Les auteurs rappellent aussi l’importance de la musique et de la danse, généralement « oubliées » dans les comédies ballet. Ce genre nouveau est créé par Molière sur injonction de louis XIV, comme ces comédies « mêlées de musique » qui combinent avec brio théâtre, danse et chant (Le Malade imaginaire, Le Bourgeois gentilhomme ). Le ballet donne à la comédie une dimension de divertissement princier, permettant au roi tantôt d’y danser tantôt d’en être spectateur. Le spectacle change de statut mais aussi sa relation avec le public, le ballet étant perçu comme le principal lieu de politesse et de sociabilité dans la vie de cour. C’est pourquoi Molière conçoit des intrigues qui lui ménageaient des entrées possibles pour des situations musicales diverses. Il s’en tient à une typologie existante - duo amoureux, plainte de bergers délaissés - ou il en invente, comme le ballet turc du Bourgeois.

Cette introduction de Forestier et Bourqui à la nouvelle édition de Molière dans la Pléiade, prend donc parti dans les débats autour du théâtre vivant - textes nouveaux et nouvelles misés en scène de textes anciens - et de l’histoire du théâtre. Ils arrachent Molière à la littérature et par conséquent à une lecture de ses pièces indépendamment du spectacle qu’elles servaient à créer, montrant que les comédies de Molière relèvent du théâtre du jeu. Ce n’est pas pour autant qu’ils retirent à Molière sa dimension de grand novateur, sa fonction d‘auteur, mais au lieu de les déduire de sa personne, de son génie personnel, au lieu de lui attribuer une capacité romantique d’innovation et de transgression des codes précédents, ils montrent que Molière n’a fait que créer un style de théâtre à partir de tout ce qui préexistait, et que son innovation tient aux rapports qu’il a créés avec son public à partir d’une sémiologie sociale : la mondanité.

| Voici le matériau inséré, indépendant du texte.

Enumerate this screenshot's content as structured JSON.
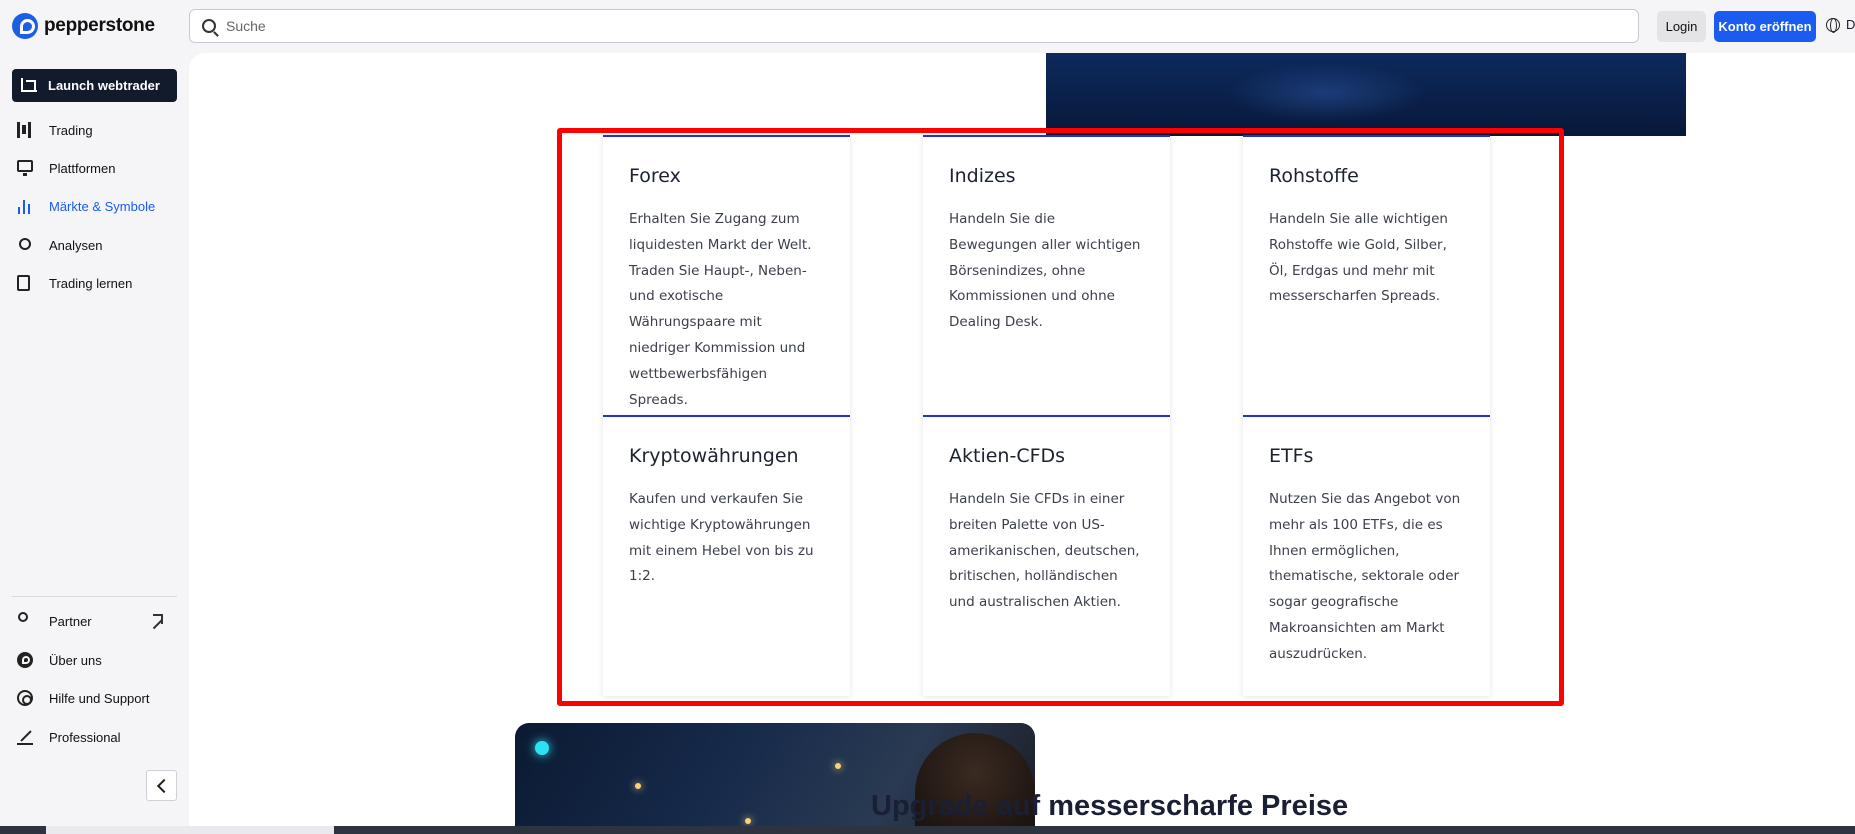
{
  "header": {
    "logo_text": "pepperstone",
    "search_placeholder": "Suche",
    "login_label": "Login",
    "open_account_label": "Konto eröffnen",
    "language_label": "D"
  },
  "sidebar": {
    "launch_label": "Launch webtrader",
    "items": [
      {
        "label": "Trading"
      },
      {
        "label": "Plattformen"
      },
      {
        "label": "Märkte & Symbole"
      },
      {
        "label": "Analysen"
      },
      {
        "label": "Trading lernen"
      }
    ],
    "bottom_items": [
      {
        "label": "Partner"
      },
      {
        "label": "Über uns"
      },
      {
        "label": "Hilfe und Support"
      },
      {
        "label": "Professional"
      }
    ]
  },
  "markets": [
    {
      "title": "Forex",
      "text": "Erhalten Sie Zugang zum liquidesten Markt der Welt. Traden Sie Haupt-, Neben- und exotische Währungspaare mit niedriger Kommission und wettbewerbsfähigen Spreads."
    },
    {
      "title": "Indizes",
      "text": "Handeln Sie die Bewegungen aller wichtigen Börsenindizes, ohne Kommissionen und ohne Dealing Desk."
    },
    {
      "title": "Rohstoffe",
      "text": "Handeln Sie alle wichtigen Rohstoffe wie Gold, Silber, Öl, Erdgas und mehr mit messerscharfen Spreads."
    },
    {
      "title": "Kryptowährungen",
      "text": "Kaufen und verkaufen Sie wichtige Kryptowährungen mit einem Hebel von bis zu 1:2."
    },
    {
      "title": "Aktien-CFDs",
      "text": "Handeln Sie CFDs in einer breiten Palette von US-amerikanischen, deutschen, britischen, holländischen und australischen Aktien."
    },
    {
      "title": "ETFs",
      "text": "Nutzen Sie das Angebot von mehr als 100 ETFs, die es Ihnen ermöglichen, thematische, sektorale oder sogar geografische Makroansichten am Markt auszudrücken."
    }
  ],
  "promo": {
    "title": "Upgrade auf messerscharfe Preise"
  }
}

On peut alors regretter qu’après avoir longuement montré que l’écriture théâtrale de Molière relevait totalement d’une pragmatique du spectacle n’impliquant aucune expression de soi, les auteurs aient cru indispensable de rendre in extremis à Molière une « philosophie » personnelle, matérialiste et hétérodoxe, présente dans certains passages de ses pièces. Pour illustrer cette idée, les auteurs s’appuient sur la traduction du Natura rerum de Lucrèce qu’avait réalisée Molière, ainsi que sur sa fréquentation des cercles libertins. Mais cela ne semble pas suffisant pour affirmer qu’il ait eu de réelles « convictions philosophiques », ni surtout qu’il ait voulu les faire passer dans ses pièces. Dommage, donc, que cet aspect retrouvé in fine vienne minorer la dimension pragmatique de son œuvre que ces auteurs avaient pourtant, et avec raison, mise en valeur.